WindTail

WindTail is macOS-based spyware that collects files of specified formats from the user's drives, such as documents. Its campaign has close ties to the WindShift APT and its traditional infection methods, such as e-mail phishing lures. Users should monitor their downloading and browsing habits for risks that could expose them to this threat and have proper anti-malware tools to remove WindTail immediately in all cases.

Losing Your Work to a Sharp Burst of Wind

With espionage operations breaching targets in both Middle Eastern government networks and sensitive infrastructure companies, WindShift APT is proving its worth in the area of intelligence-gathering hackings. While many of their tools are highly-sophisticated, one of their custom ones, WindTail, is a representation of a relatively primitive application that, nonetheless, can get away with leaking broad and sensitive information. WindTail also has value as a demonstration of just how weak macOS's default defenses are against attackers who know their way around the system's assumptions about processing files and URLs.

Most attacks by the WindShift threat actor begin with e-mail messages conveying links or attachments, ostensibly, to workplace documents such as memos or reports. Although the execution requires victim permission on modernized builds of the Safari browser, WindTail's ZIP-based installer disguises itself as a document with fake names and icons and bypasses both XProtect and Gatekeeper due to omitting the necessary LSQuarantineAgents bit opening allowance alert also may use misleading filenames due to being attacker-specified.

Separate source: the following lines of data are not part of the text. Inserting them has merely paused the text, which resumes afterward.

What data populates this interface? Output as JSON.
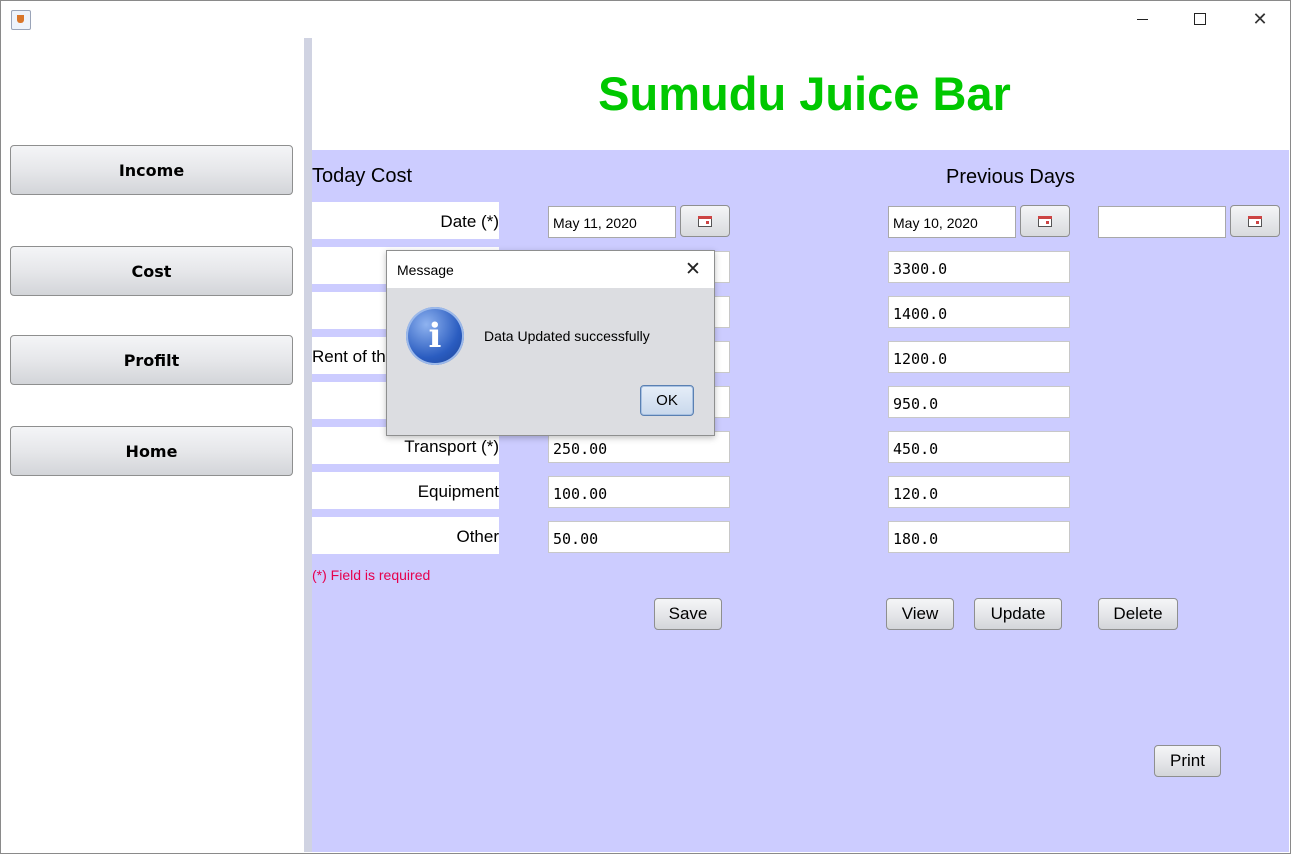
{
  "window": {
    "minimize_icon": "minimize-icon",
    "maximize_icon": "maximize-icon",
    "close_icon": "close-icon"
  },
  "sidebar": {
    "items": [
      {
        "label": "Income"
      },
      {
        "label": "Cost"
      },
      {
        "label": "Profilt"
      },
      {
        "label": "Home"
      }
    ]
  },
  "header": {
    "title": "Sumudu Juice Bar",
    "title_color": "#00c800"
  },
  "colors": {
    "content_bg": "#ccccff",
    "required_note": "#e6004c"
  },
  "today": {
    "heading": "Today Cost",
    "date_label": "Date (*)",
    "date_value": "May 11, 2020",
    "rows": [
      {
        "label": "",
        "value": ""
      },
      {
        "label": "",
        "value": ""
      },
      {
        "label": "Rent of th",
        "value": ""
      },
      {
        "label": "",
        "value": ""
      },
      {
        "label": "Transport (*)",
        "value": "250.00"
      },
      {
        "label": "Equipment",
        "value": "100.00"
      },
      {
        "label": "Other",
        "value": "50.00"
      }
    ],
    "required_note": "(*) Field is required",
    "save_label": "Save"
  },
  "previous": {
    "heading": "Previous Days",
    "date_value": "May 10, 2020",
    "date2_value": "",
    "values": [
      "3300.0",
      "1400.0",
      "1200.0",
      "950.0",
      "450.0",
      "120.0",
      "180.0"
    ],
    "view_label": "View",
    "update_label": "Update",
    "delete_label": "Delete",
    "print_label": "Print"
  },
  "dialog": {
    "title": "Message",
    "message": "Data Updated successfully",
    "ok_label": "OK",
    "icon": "info-icon"
  }
}
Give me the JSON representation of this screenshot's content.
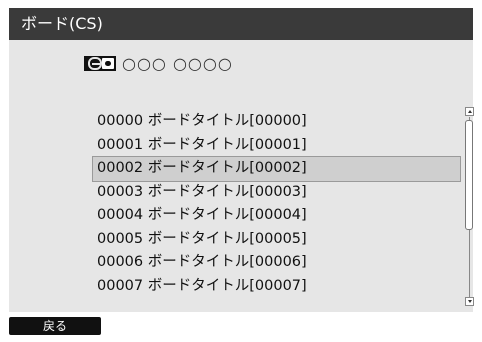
{
  "header": {
    "title": "ボード(CS)"
  },
  "channel": {
    "badge_icon": "cs-broadcast-icon",
    "digits": "○○○ ○○○○"
  },
  "board_list": {
    "items": [
      "00000 ボードタイトル[00000]",
      "00001 ボードタイトル[00001]",
      "00002 ボードタイトル[00002]",
      "00003 ボードタイトル[00003]",
      "00004 ボードタイトル[00004]",
      "00005 ボードタイトル[00005]",
      "00006 ボードタイトル[00006]",
      "00007 ボードタイトル[00007]"
    ],
    "selected_index": 2
  },
  "footer": {
    "back_label": "戻る"
  },
  "colors": {
    "title_bar": "#3a3a3a",
    "panel": "#e6e6e6",
    "selected_row": "#cfcfcf"
  }
}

WindTail uses a surprisingly blunt persistence method that entails visible library and login items, usually, with the same 'workplace document' themes. Malware researchers are classifying it as being spyware, thanks to its further attacks, which focus on data exfiltration. WindTail numerates directories and determines the presence of files like RTF or DOC documents. It, then, archives and uploads each file to WindShift's Command & Control server, providing the hackers with a potentially-enormous haul of data.

Some Adequate Wind Protection from Intel Op Hackers

Many parts of WindTail's structure suggest that the WindShift APT concerns itself with evading automated detection features, as WindTail has been doing for at least four months. The Trojan obfuscates its C&C network contacts and uses living-off-the-land strategies with macOS features for its data-archiving and uploading needs. Despite these precautions, WindTail is more vulnerable than most spyware to visual observation. Current samples display visible, albeit misleading, entries for login items and library entries.

WindTail's infection vectors highlight the unreliability of XProtect and other, default macOS defenses. Users should inspect website links and downloads carefully before opening them and remain attentive to all possible signs of phishing attacks, which are the infection vectors de rigeueur against governments and companies in sectors such as power and news media. As usual, the same infection vectors also may drop other threats for supplementing WindTail's theft of data.

Currently, AV vendors are updating their databases for blacklisting WindShift APT domains and detecting this spyware heuristically. Users should always employ anti-malware services, when available, for deleting WindTail and disinfecting the system of all other possible threats.

WindTail is a somewhat brute-force instrument, for spyware that's ordinarily so subtle amount of content it can upload to an attacker's server in even a short time isn't anything to underestimate, however, and all workers shouldn't depend too strongly on macOS, by itself, for their privacy.